One of the reasons for the proliferation of startups in China was the level of consolidation opportunities, Joe added. “They know what BAT is building and what they are going to do, so startup founders focus on that particular piece and hoping they will be acquired.”

That mindset hasn’t taken hold yet in Southeast Asia, partly because Grab, Gojek and other unicorns have yet to reach the level of profitability that the BAT companies had when they became bulwarks of China’s startup ecosystem, so they don’t have the same buying power.

Other potential startup buyers include conglomerates or financial institutions. For example, Irene notes that Bank Mandiri and Bank Rakyat Indonesia, two of the largest banks in Indonesia, have invested in or struck partnerships with startups. Indonesian telecom Telkomsel, which is partly owned by Singtel, is also a potential acquirer as it builds out its financial services platform, she added.
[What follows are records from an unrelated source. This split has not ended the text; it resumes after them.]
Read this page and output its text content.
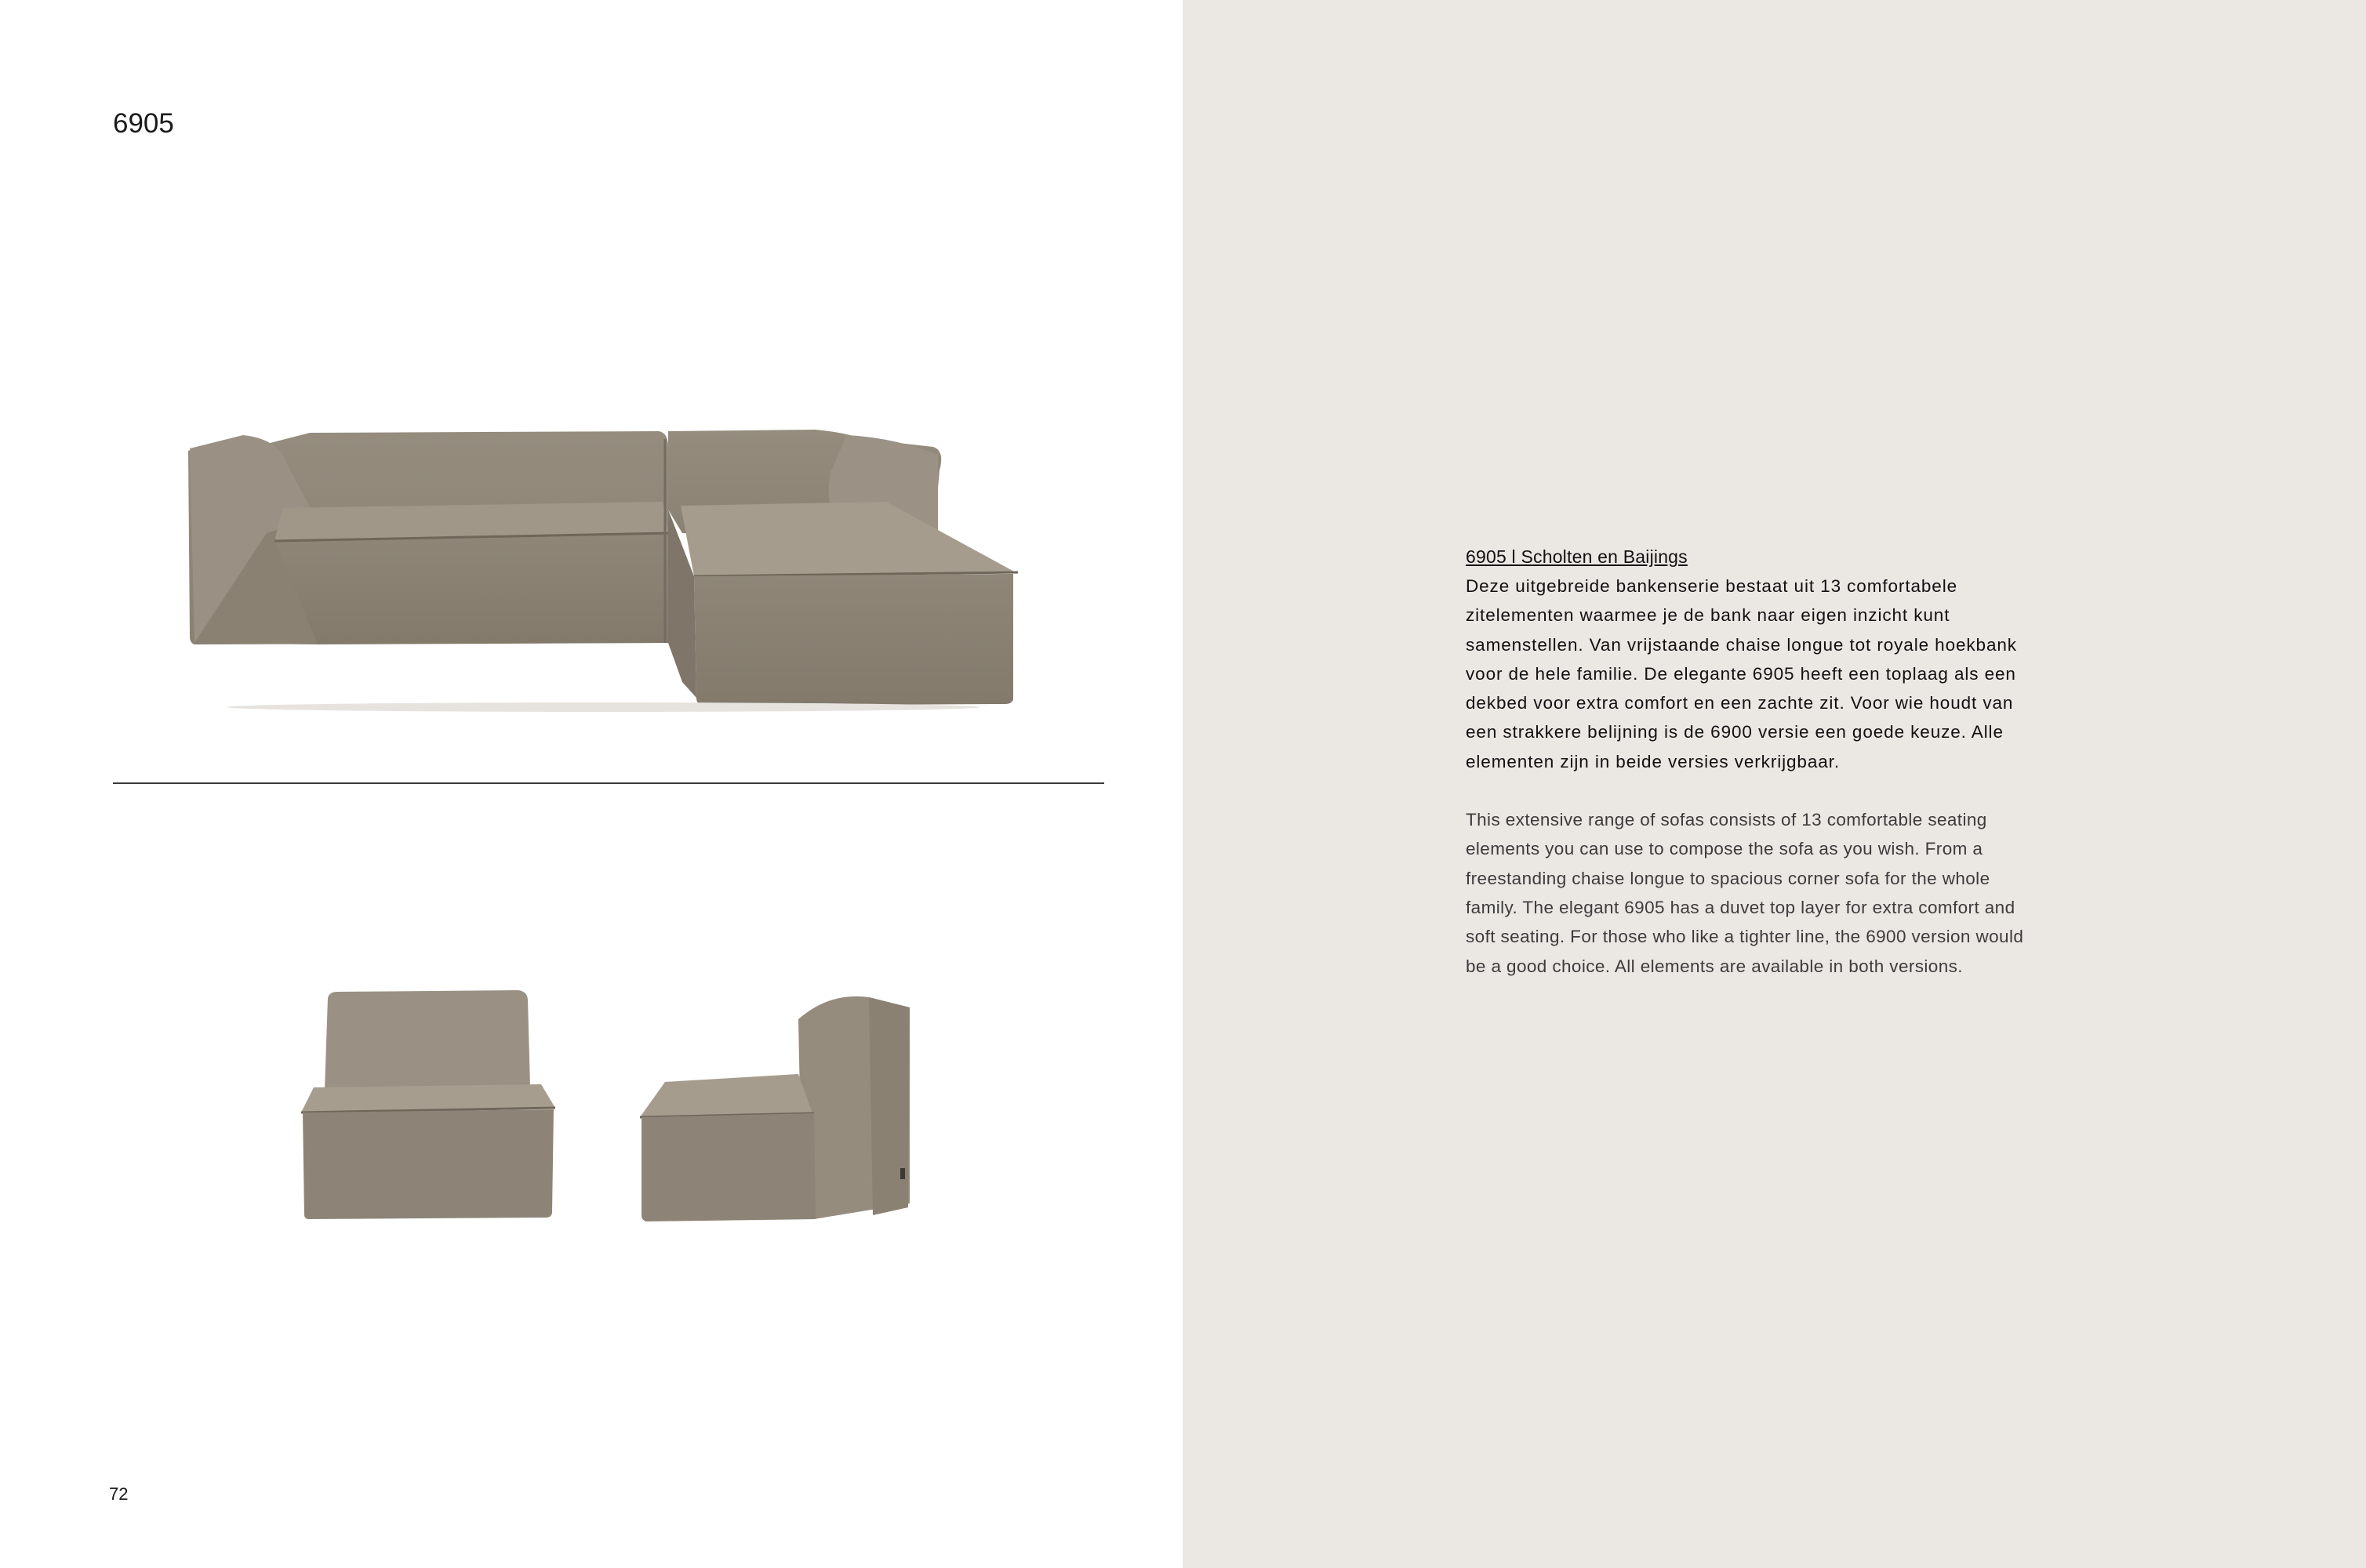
6905
72
6905 l Scholten en Baijings
Deze uitgebreide bankenserie bestaat uit 13 comfortabele
zitelementen waarmee je de bank naar eigen inzicht kunt
samenstellen. Van vrijstaande chaise longue tot royale hoekbank
voor de hele familie. De elegante 6905 heeft een toplaag als een
dekbed voor extra comfort en een zachte zit. Voor wie houdt van
een strakkere belijning is de 6900 versie een goede keuze. Alle
elementen zijn in beide versies verkrijgbaar.
This extensive range of sofas consists of 13 comfortable seating
elements you can use to compose the sofa as you wish. From a
freestanding chaise longue to spacious corner sofa for the whole
family. The elegant 6905 has a duvet top layer for extra comfort and
soft seating. For those who like a tighter line, the 6900 version would
be a good choice. All elements are available in both versions.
Though it may take several years for consolidation to start happening in earnest, investors are certain that mergers and acquisitions will ramp up. Once they do, it will have an impact on innovation by creating more exit opportunities for startups.

“Bear in mind, the amount of money that has poured into Southeast Asia over the last 10 years is extraordinary. We’ve gone from paradigm shift to paradigm shift over the last eight years in terms of more and more money coming in,” said Hall. “That’s money coming in, in spite of a lack of consistent exits that I was talking about. Once those exits start occurring repeatedly, it’s going to unlock more capital and attention and talent.”